How to Set Up a Holdout Group

Setting up a holdout group involves a few key decisions: **1. Choose your holdout percentage.** A common range is 5% to 15% of your target audience. Smaller holdouts preserve more revenue (since more people receive the campaign), but they need more time to reach statistical significance. For most lifecycle campaigns, 10% is a good starting point. **2. Randomize properly.** The holdout must be truly random. Do not hold out your least engaged customers or your smallest spenders. The whole point is that the two groups are statistically identical before the campaign runs. Many ESPs let you create random segments, or you can use a hash-based approach that assigns users deterministically based on a hash of their user ID and campaign ID. **3. Keep the holdout clean.** The holdout group should not receive the specific campaign you are testing. They can still receive other emails (transactional messages, other campaigns), but they should not get the one you are measuring. **4. Measure the right outcomes.** Compare revenue per customer, conversion rate, or whatever KPI matters most for the campaign. Make sure you measure over a reasonable window, typically 7 to 30 days after the campaign sends. **5. Check for statistical significance.** A raw difference between groups is not enough. You need to verify that the difference is unlikely to be due to random chance. A standard two-proportion z-test or chi-squared test works well here. Look for a p-value below 0.05 or, equivalently, a 95% confidence interval that does not include zero. Scalversion automates all of this. Every campaign runs with a deterministic holdout group, and the platform computes incremental lift with confidence intervals automatically. No spreadsheets, no manual segment management.

Common Objections (and Why They Are Wrong)

**"We cannot afford to hold out revenue."** This is the most common objection, and it misunderstands the purpose. The holdout is not permanently withholding email from those customers. It is a temporary, small-percentage test that gives you the data to make much better decisions about where to invest your budget.
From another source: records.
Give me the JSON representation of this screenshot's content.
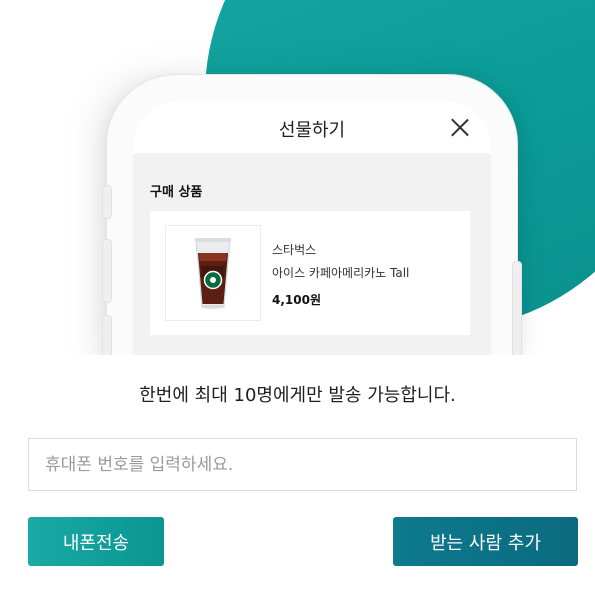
{
  "colors": {
    "accent_teal": "#14a39f",
    "accent_dark_teal": "#0c6f85",
    "screen_bg": "#f2f2f2"
  },
  "modal": {
    "title": "선물하기",
    "close_icon": "close-icon"
  },
  "purchase": {
    "section_title": "구매 상품",
    "product": {
      "brand": "스타벅스",
      "name": "아이스 카페아메리카노 Tall",
      "price": "4,100원",
      "image_icon": "iced-coffee-cup"
    }
  },
  "notice": "한번에 최대 10명에게만 발송 가능합니다.",
  "phone_input": {
    "value": "",
    "placeholder": "휴대폰 번호를 입력하세요."
  },
  "buttons": {
    "send_my_phone": "내폰전송",
    "add_recipient": "받는 사람 추가"
  }
}
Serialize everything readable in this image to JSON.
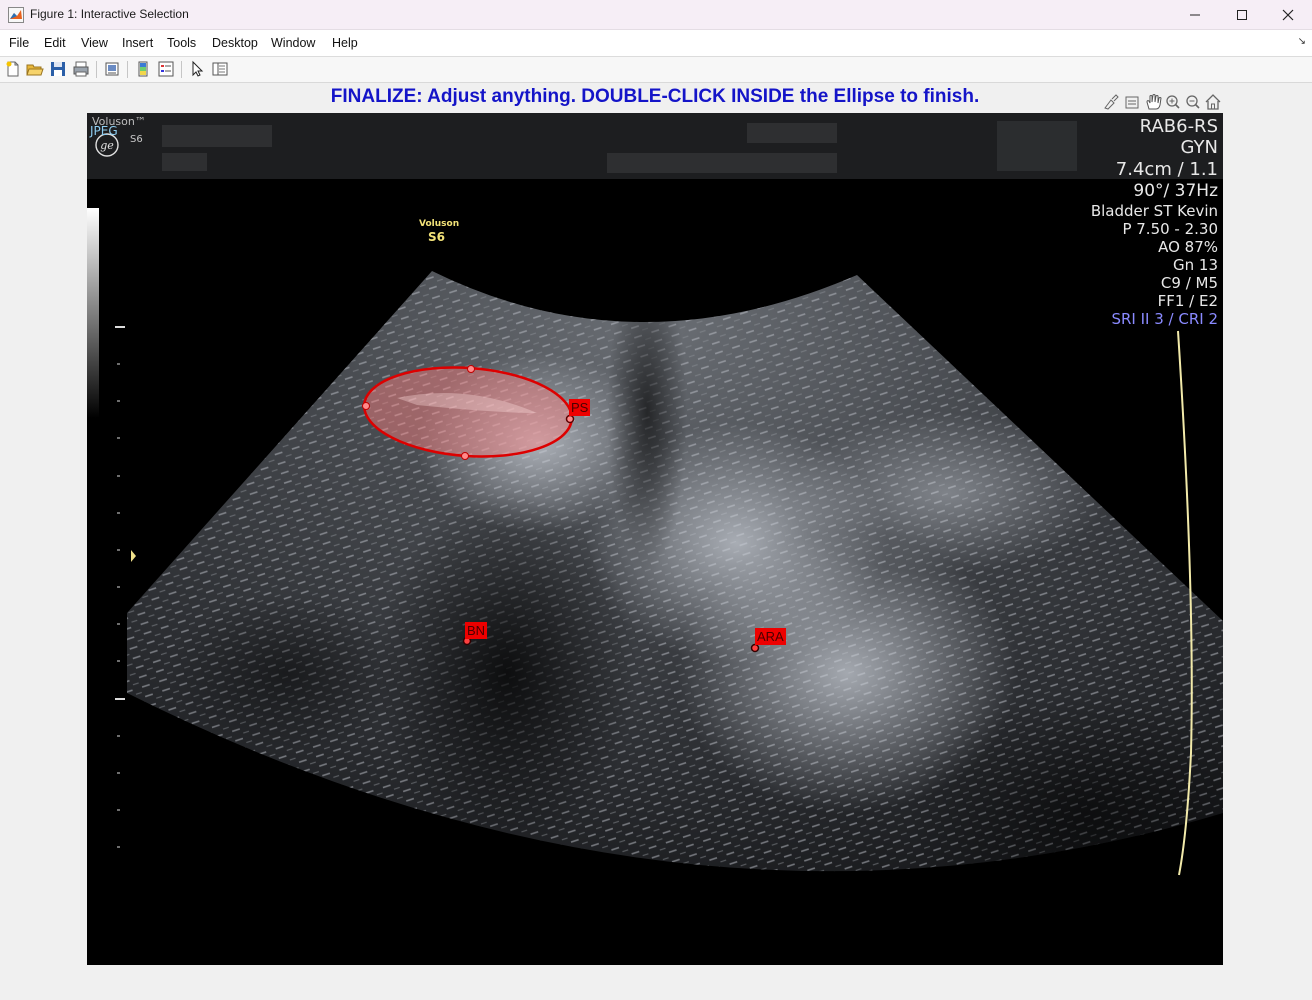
{
  "window": {
    "title": "Figure 1: Interactive Selection",
    "icon": "matlab-icon"
  },
  "menu": [
    "File",
    "Edit",
    "View",
    "Insert",
    "Tools",
    "Desktop",
    "Window",
    "Help"
  ],
  "toolbar_icons": [
    "new-figure-icon",
    "open-file-icon",
    "save-icon",
    "print-icon",
    "print-preview-icon",
    "colorbar-icon",
    "legend-icon",
    "pointer-icon",
    "property-inspector-icon"
  ],
  "axes_toolbar_icons": [
    "brush-icon",
    "data-tips-icon",
    "pan-icon",
    "zoom-in-icon",
    "zoom-out-icon",
    "home-icon"
  ],
  "instruction": "FINALIZE: Adjust anything. DOUBLE-CLICK INSIDE the Ellipse to finish.",
  "colors": {
    "instruction": "#1414c8",
    "roi": "#dd0000",
    "roi_fill": "#ff8080",
    "hud_accent": "#8a8aff",
    "depth_line": "#f2eaaa"
  },
  "ultrasound": {
    "brand": "Voluson™",
    "format": "JPEG",
    "model": "S6",
    "logo": "ge-logo",
    "watermark_brand": "Voluson",
    "watermark_model": "S6",
    "hud": {
      "probe": "RAB6-RS",
      "mode": "GYN",
      "depth": "7.4cm / 1.1",
      "angle": "90°/ 37Hz",
      "preset": "Bladder ST Kevin",
      "power": "P 7.50 - 2.30",
      "ao": "AO 87%",
      "gain": "Gn  13",
      "c": "C9 / M5",
      "ff": "FF1 / E2",
      "sri": "SRI II 3 / CRI 2"
    }
  },
  "roi": {
    "ellipse_label": "PS",
    "point_labels": [
      "BN",
      "ARA"
    ]
  }
}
The insight you gain far outweighs the marginal revenue from the holdout group. **"Our campaigns obviously work, so why test?"** If you are confident, the holdout will confirm it. If you are wrong, you will find out before wasting more budget. Either way, you win. Many teams that "know" their campaigns work discover that some campaigns have zero incremental lift when they finally measure properly. **"It is too complicated."** With the right tooling, holdout testing is no harder than setting up a normal campaign. The analysis is automated, and the results are clear. The hard part is the cultural shift to demanding proof rather than accepting vanity metrics.

Conclusion

Holdout groups are the gold standard for measuring whether your marketing campaigns actually work. They are simple in concept, powerful in practice, and essential for any team that wants to move beyond vanity metrics to real, causal measurement. If you are not running holdout tests today, you are making budget decisions based on inflated numbers. The good news is that getting started is straightforward, and the payoff in better decision-making is immediate.